José Luís Martín Palacín |
La democracia representativa concitó grandes esperanzas y concretó importantes logros del Estado Social de Derecho que proclama su Constitución. Desde los Pactos de la Moncloa, el Estatuto de los Trabajadores, el Pacto de Toledo, la universalización de la Sanidad y la Enseñanza públicas, la ley de Dependencia… O el afianzamiento de los Derechos Civiles con las leyes de divorcio, de matrimonio homosexual, la despenalización del aborto, la abolición de la pena de muerte y de la cadena perpetua. Pero treinta y cinco años pasan página de generación: los ciudadanos de menos de 50 años no intervinieron en el proceso de fundación de esa democracia: significa que un 56% de la población actual con edad de votar no participó en el referéndum de la Constitución, y conforma un segmento para el que la vida en democracia no constituye un punto de comparación con algo peor, sino con aspiraciones mayores.
En tiempos de bonanza, la ideología del bienestar hacía que cada ciudadano se sintiera perteneciente a una clase media alta, deslumbrada por el icono del chalet, unos metros de césped y piscina, y un coche flamante, aunque estuvieran inscritos en la lista de activos tóxicos. Pero la crisis hizo bajar la marea y dejó al descubierto el desastre de esa ideología de neón que ocultaba los desmanes de la corrupción, la inconfesable razón de Estado, la apropiación de lo público a favor de intereses particulares, y hasta la insuficiencia, la inconveniencia e incluso el carácter nocivo de leyes que se han aprobado o se han dejado pervivir durante la etapa democrática. Véase, por ejemplo, la ley hipotecaria.
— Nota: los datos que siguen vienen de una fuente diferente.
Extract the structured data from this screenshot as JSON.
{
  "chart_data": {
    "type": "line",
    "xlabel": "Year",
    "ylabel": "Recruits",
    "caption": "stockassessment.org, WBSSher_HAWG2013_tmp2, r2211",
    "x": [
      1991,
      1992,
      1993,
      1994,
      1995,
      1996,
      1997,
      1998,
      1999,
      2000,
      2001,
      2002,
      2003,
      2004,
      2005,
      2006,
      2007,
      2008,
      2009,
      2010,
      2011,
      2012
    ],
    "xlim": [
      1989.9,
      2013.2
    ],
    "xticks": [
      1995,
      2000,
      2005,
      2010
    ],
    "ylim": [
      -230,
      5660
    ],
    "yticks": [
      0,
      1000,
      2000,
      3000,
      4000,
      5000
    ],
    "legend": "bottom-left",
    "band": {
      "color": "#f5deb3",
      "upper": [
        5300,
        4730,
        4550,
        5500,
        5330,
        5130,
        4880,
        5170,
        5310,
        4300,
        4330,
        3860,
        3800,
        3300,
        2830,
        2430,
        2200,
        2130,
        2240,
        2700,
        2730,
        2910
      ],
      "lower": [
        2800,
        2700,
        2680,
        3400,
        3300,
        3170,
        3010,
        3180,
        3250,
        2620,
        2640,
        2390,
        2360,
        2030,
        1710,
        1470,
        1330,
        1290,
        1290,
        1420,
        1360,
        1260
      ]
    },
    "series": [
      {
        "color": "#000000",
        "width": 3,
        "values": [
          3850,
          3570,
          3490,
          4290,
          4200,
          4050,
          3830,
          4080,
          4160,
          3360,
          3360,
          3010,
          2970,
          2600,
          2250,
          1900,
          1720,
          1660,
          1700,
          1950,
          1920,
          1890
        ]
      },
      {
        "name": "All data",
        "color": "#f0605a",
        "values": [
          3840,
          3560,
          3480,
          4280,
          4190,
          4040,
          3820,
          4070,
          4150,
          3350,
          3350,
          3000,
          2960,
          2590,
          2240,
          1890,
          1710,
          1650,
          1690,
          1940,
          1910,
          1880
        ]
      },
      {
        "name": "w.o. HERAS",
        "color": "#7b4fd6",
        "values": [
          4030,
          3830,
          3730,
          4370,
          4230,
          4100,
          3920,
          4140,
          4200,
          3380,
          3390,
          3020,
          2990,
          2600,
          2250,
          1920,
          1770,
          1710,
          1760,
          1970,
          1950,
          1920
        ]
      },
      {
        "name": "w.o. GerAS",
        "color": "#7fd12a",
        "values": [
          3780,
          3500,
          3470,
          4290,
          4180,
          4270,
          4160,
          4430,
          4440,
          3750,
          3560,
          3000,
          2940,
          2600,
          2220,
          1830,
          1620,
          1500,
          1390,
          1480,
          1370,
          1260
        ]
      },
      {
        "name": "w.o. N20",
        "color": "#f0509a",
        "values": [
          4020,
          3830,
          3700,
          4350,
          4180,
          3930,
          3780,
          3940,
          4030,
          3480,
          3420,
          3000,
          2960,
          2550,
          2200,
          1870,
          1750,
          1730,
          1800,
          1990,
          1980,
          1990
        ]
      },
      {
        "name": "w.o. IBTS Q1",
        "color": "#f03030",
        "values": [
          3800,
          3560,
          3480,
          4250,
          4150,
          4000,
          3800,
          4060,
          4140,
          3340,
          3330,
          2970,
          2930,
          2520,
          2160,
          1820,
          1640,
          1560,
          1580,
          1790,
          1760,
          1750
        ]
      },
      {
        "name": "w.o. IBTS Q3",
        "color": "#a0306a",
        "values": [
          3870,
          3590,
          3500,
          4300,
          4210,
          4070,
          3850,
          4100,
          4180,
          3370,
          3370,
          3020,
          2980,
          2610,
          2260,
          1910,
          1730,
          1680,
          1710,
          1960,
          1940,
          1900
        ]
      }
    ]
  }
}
Hoy, nuestros tribunos despiertan del sueño del poder atrincherados en las instituciones democráticas: la sede de la soberanía popular fuertemente “protegida” por legiones policiales, o el escándalo porque los representados quieran acceder directamente a sus representantes, son un trágico símbolo de nuestro fracaso. Igual que los próceres romanos refugiaban sus temores tras las murallas metropolitanas mientras esperaban la llegada de los bárbaros, nuestros mandatarios se parapetan tras las urnas. Su actitud se sitúa a mitad de camino entre el miedo y la insolencia: enfrascados en el ejercicio de su poder, no acaban de comprender que están perdiendo el respeto, e incluso ganando el desprecio de los ciudadanos. De manera suicida siguen ahondando –denodada, voluntaria o involuntariamente- el abismo de separación con la sociedad.
En los sesenta, Marcuse mantenía que las metrópolis tenían que ser salvadas por las colonias: los bárbaros del tercer mundo que habían de establecer unas nuevas relaciones sociales, políticas e internacionales. Su profecía quedó quebrada por la imposición, a sangre y fuego, de las estrictas normas del capitalismo salvaje defendido por gente como Thatcher, Reagan, o el propio Pinochet. Ahora ese tercer mundo reside en las metrópolis. Los bárbaros dentro de las murallas, manifestando por las calles su defensa de nuestro Estado Social de Derecho, que la mayoría de los tribunos quieren sacar a subasta. Tribunos y mandatarios saben que la posición que pretenden mantener tiene los días contados, y que la situación límite a la que han llevado a nuestra sociedad hace inevitable la llegada de los bárbaros, en cuyas reivindicaciones hay muchas claves para hallar la soluciones que necesitamos.
Pero el abismo es tal, la desconfianza de los propios bárbaros sobre el sistema del imperio está tan arraigada, que corremos el peligro de situarnos en el vacío, justo en medio de una crisis que nos exige alternativas. Para no caer en el antimodelo italiano -los bárbaros de Grillo representando poco más que el descontento de sus electores, pero sin sumarse a construir alternativas de gobierno-, se hace imprescindible salir al encuentro de esa ciudadanía pujante y activa. Y negociar nuevas bases para fundamentar el Estado Social de Derecho sobre unos principios claros de mayor representatividad y participación, con una limpieza a fondo de los corruptos y fantoches que ensucian la escena pública, y con unas alternativas sociales y económicas que desmarquen la acción política del servilismo respecto a los poderes financieros, religiosos e involucionistas. Con una transparencia no fingida, que acabe con las burocracias en el funcionamiento de instituciones, partidos y sindicatos y que permita un control efectivo de los ciudadanos.
Por fortuna nuestros bárbaros, incluso con su paciencia rebasada, tienen talante, alternativas y propuestas para construir el futuro. Para ello nuestros tribunos y mandatarios, y los dirigentes de nuestros partidos políticos, han de despojarse de prejuicios, perder el miedo y abandonar las trincheras. Romper ellos mismos sus sospechosos compromisos con los poderes del imperio, y dejar de alimentar sus temores mientras esperan a los bárbaros.